Les gestionnaires de capital-investissement facturent aux investisseurs fortunés des centaines de millions de frais de performance sur des gains non réalisés avant qu'un actif ne soit vendu, une pratique qui met en lumière les conflits structurels au sein des fonds semi-liquides.
Le fonds Spring de StepStone Group a accumulé 271,3 millions de dollars de frais d'intéressement pour l'exercice clos le 31 mars, presque intégralement sur 1,87 milliard de dollars de gains non réalisés, tandis que les gains réalisés ne totalisaient que 3 millions de dollars. Le fonds, doté de 6,5 milliards de dollars, a affiché un rendement de 43 % sur l'année, les gains nets non réalisés éclipsant les 16,7 millions de dollars de dividendes et d'intérêts et les 3 millions de dollars de gains réalisés.

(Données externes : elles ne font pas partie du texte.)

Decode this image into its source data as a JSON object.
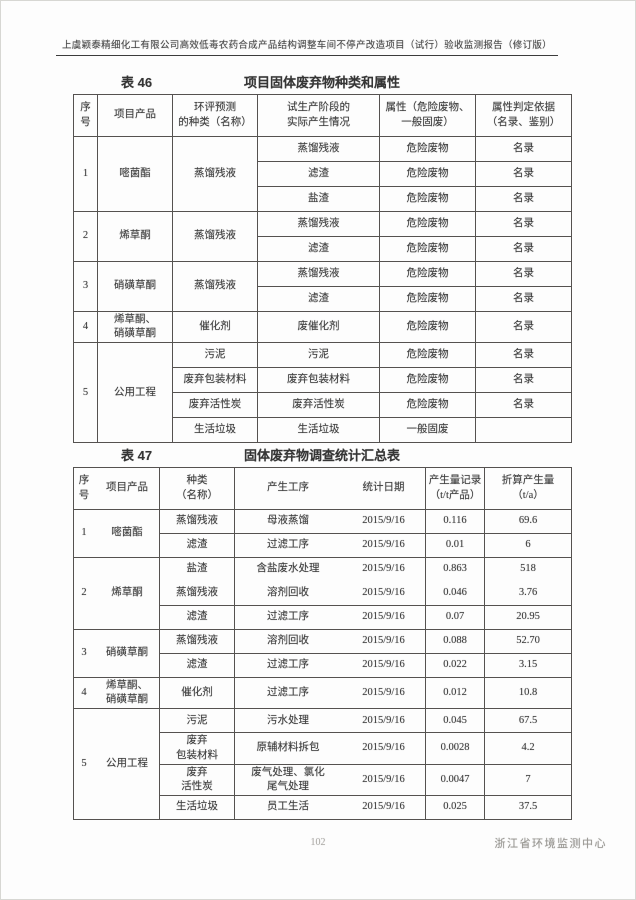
{
  "page": {
    "header_title": "上虞颖泰精细化工有限公司高效低毒农药合成产品结构调整车间不停产改造项目（试行）验收监测报告（修订版）",
    "page_number": "102",
    "footer_org": "浙江省环境监测中心"
  },
  "table46": {
    "label": "表 46",
    "title": "项目固体废弃物种类和属性",
    "headers": {
      "no": "序\n号",
      "product": "项目产品",
      "eia": "环评预测\n的种类（名称）",
      "actual": "试生产阶段的\n实际产生情况",
      "attr": "属性（危险废物、\n一般固废）",
      "basis": "属性判定依据\n（名录、鉴别）"
    },
    "rows": [
      {
        "no": "1",
        "product": "嘧菌酯",
        "eia_shared": "蒸馏残液",
        "subs": [
          {
            "actual": "蒸馏残液",
            "attr": "危险废物",
            "basis": "名录"
          },
          {
            "actual": "滤渣",
            "attr": "危险废物",
            "basis": "名录"
          },
          {
            "actual": "盐渣",
            "attr": "危险废物",
            "basis": "名录"
          }
        ]
      },
      {
        "no": "2",
        "product": "烯草酮",
        "eia_shared": "蒸馏残液",
        "subs": [
          {
            "actual": "蒸馏残液",
            "attr": "危险废物",
            "basis": "名录"
          },
          {
            "actual": "滤渣",
            "attr": "危险废物",
            "basis": "名录"
          }
        ]
      },
      {
        "no": "3",
        "product": "硝磺草酮",
        "eia_shared": "蒸馏残液",
        "subs": [
          {
            "actual": "蒸馏残液",
            "attr": "危险废物",
            "basis": "名录"
          },
          {
            "actual": "滤渣",
            "attr": "危险废物",
            "basis": "名录"
          }
        ]
      },
      {
        "no": "4",
        "product": "烯草酮、\n硝磺草酮",
        "eia_shared": "催化剂",
        "subs": [
          {
            "actual": "废催化剂",
            "attr": "危险废物",
            "basis": "名录"
          }
        ]
      },
      {
        "no": "5",
        "product": "公用工程",
        "subs": [
          {
            "eia": "污泥",
            "actual": "污泥",
            "attr": "危险废物",
            "basis": "名录"
          },
          {
            "eia": "废弃包装材料",
            "actual": "废弃包装材料",
            "attr": "危险废物",
            "basis": "名录"
          },
          {
            "eia": "废弃活性炭",
            "actual": "废弃活性炭",
            "attr": "危险废物",
            "basis": "名录"
          },
          {
            "eia": "生活垃圾",
            "actual": "生活垃圾",
            "attr": "一般固废",
            "basis": ""
          }
        ]
      }
    ]
  },
  "table47": {
    "label": "表 47",
    "title": "固体废弃物调查统计汇总表",
    "headers": {
      "no": "序\n号",
      "product": "项目产品",
      "kind": "种类\n（名称）",
      "process": "产生工序",
      "date": "统计日期",
      "record": "产生量记录\n（t/t产品）",
      "converted": "折算产生量\n（t/a）"
    },
    "rows": [
      {
        "no": "1",
        "product": "嘧菌酯",
        "subs": [
          {
            "kind": "蒸馏残液",
            "process": "母液蒸馏",
            "date": "2015/9/16",
            "record": "0.116",
            "converted": "69.6"
          },
          {
            "kind": "滤渣",
            "process": "过滤工序",
            "date": "2015/9/16",
            "record": "0.01",
            "converted": "6"
          }
        ]
      },
      {
        "no": "2",
        "product": "烯草酮",
        "subs": [
          {
            "kind": "盐渣",
            "process": "含盐废水处理",
            "date": "2015/9/16",
            "record": "0.863",
            "converted": "518"
          },
          {
            "kind": "蒸馏残液",
            "process": "溶剂回收",
            "date": "2015/9/16",
            "record": "0.046",
            "converted": "3.76"
          },
          {
            "kind": "滤渣",
            "process": "过滤工序",
            "date": "2015/9/16",
            "record": "0.07",
            "converted": "20.95"
          }
        ]
      },
      {
        "no": "3",
        "product": "硝磺草酮",
        "subs": [
          {
            "kind": "蒸馏残液",
            "process": "溶剂回收",
            "date": "2015/9/16",
            "record": "0.088",
            "converted": "52.70"
          },
          {
            "kind": "滤渣",
            "process": "过滤工序",
            "date": "2015/9/16",
            "record": "0.022",
            "converted": "3.15"
          }
        ]
      },
      {
        "no": "4",
        "product": "烯草酮、\n硝磺草酮",
        "subs": [
          {
            "kind": "催化剂",
            "process": "过滤工序",
            "date": "2015/9/16",
            "record": "0.012",
            "converted": "10.8"
          }
        ]
      },
      {
        "no": "5",
        "product": "公用工程",
        "subs": [
          {
            "kind": "污泥",
            "process": "污水处理",
            "date": "2015/9/16",
            "record": "0.045",
            "converted": "67.5"
          },
          {
            "kind": "废弃\n包装材料",
            "process": "原辅材料拆包",
            "date": "2015/9/16",
            "record": "0.0028",
            "converted": "4.2"
          },
          {
            "kind": "废弃\n活性炭",
            "process": "废气处理、氯化\n尾气处理",
            "date": "2015/9/16",
            "record": "0.0047",
            "converted": "7"
          },
          {
            "kind": "生活垃圾",
            "process": "员工生活",
            "date": "2015/9/16",
            "record": "0.025",
            "converted": "37.5"
          }
        ]
      }
    ]
  }
}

« Ces frais récompensent les gestionnaires qui utilisent des valorisations optimistes sur des actifs difficiles à évaluer », a déclaré Jonathan Weil, chroniqueur financier au Wall Street Journal spécialisé dans la comptabilité et l'investissement.
StepStone a indiqué que le montant en espèces effectivement versé pour l'année civile 2025 s'élevait à 185 millions de dollars, soit près de 4 % de l'actif net du fonds au 31 décembre. Les frais d'intéressement sont versés annuellement au gestionnaire du fonds, une filiale de StepStone Group, dont l'action a chuté de 3,35 % à l'annonce de cette information.
Cette pratique révèle une différence fondamentale entre les fonds de capital-investissement vendus aux particuliers fortunés et ceux accessibles aux grands investisseurs institutionnels, qui facturent généralement des frais de performance uniquement après la vente des actifs. Avec un plafond de rachat limité à 2,5 % des actions en circulation chaque trimestre pour le fonds Spring, les investisseurs souhaitant sortir sont confrontés à une liquidité restreinte — pourtant, le gestionnaire perçoit des frais d'avance sur des gains qui pourraient ne jamais se matérialiser.
Des dynamiques similaires ont été observées chez d'autres grandes firmes. TPG Private Equity Opportunities, un fonds de 1,6 milliard de dollars lancé il y a près de deux ans, a facturé aux investisseurs 19,3 millions de dollars de frais de performance en 2025 sur 169 millions de dollars de gains non réalisés. Les gains réalisés étaient nuls, et les revenus de dividendes et d'intérêts atteignaient à peine 2,6 millions de dollars. Le fonds a déclaré avoir versé 8,3 millions de dollars en espèces en janvier dernier et 8,3 millions de dollars en actions.
Chez KKR Private Equity Conglomerate, un fonds de 11,8 milliards de dollars, les frais de performance pour 2025 ont atteint 203,2 millions de dollars, en sus de 78,7 millions de dollars de frais de gestion. Les gains nets non réalisés s'élevaient à environ 1,2 milliard de dollars, tandis que le fonds a déclaré 110,6 millions de dollars de revenus de dividendes et des pertes nettes réalisées de 27,9 millions de dollars. KKR a réglé ses frais de performance en actions.
Le compromis des fonds semi-liquides
La structure permanente qui rend ces frais possibles crée également des risques de liquidité. Spring lève des capitaux mensuellement tout en offrant aux investisseurs des offres de rachat trimestrielles plafonnées à 2,5 % des actions en circulation. Ce décalage entre la liquidité à court terme et les actifs illiquides à long terme aux valorisations opaques s'est déjà manifesté dans le crédit privé, où les investisseurs ont cette année submergé les gestionnaires de demandes de rachat dépassant souvent les limites trimestrielles de rachat.
Le bilan de StepStone Group reflète ce coût. Le passif de la société mère lié à son accord de rémunération avec son équipe de gestion de patrimoine privé a plus que triplé pour atteindre environ 2,3 milliards de dollars au cours de l'exercice clos le 31 mars, en partie en raison des frais de l'année dernière chez Spring. En conséquence, les capitaux propres ordinaires de StepStone Group sont devenus négatifs.
Les enjeux pour les investisseurs fortunés
Pour les investisseurs individuels dans les fonds de capital-investissement semi-liquides, le compromis est clair : accès à des stratégies de type institutionnel en échange de frais sur des gains papier et d'options de sortie limitées. Les états financiers de ces fonds, contrairement à ceux des véhicules institutionnels, sont divulgués publiquement car ils sont enregistrés auprès de la SEC — offrant une transparence rare dans un segment du marché où les frais dépassent souvent les réalisations en espèces.
Le risque de se retrouver piégé n'est pas la seule préoccupation. Comme l'a noté le rapport du WSJ, « les personnes qui gèrent leurs actifs préfèrent souvent se payer en premier. »
Cet article est fourni à titre d'information uniquement et ne constitue pas un conseil en investissement.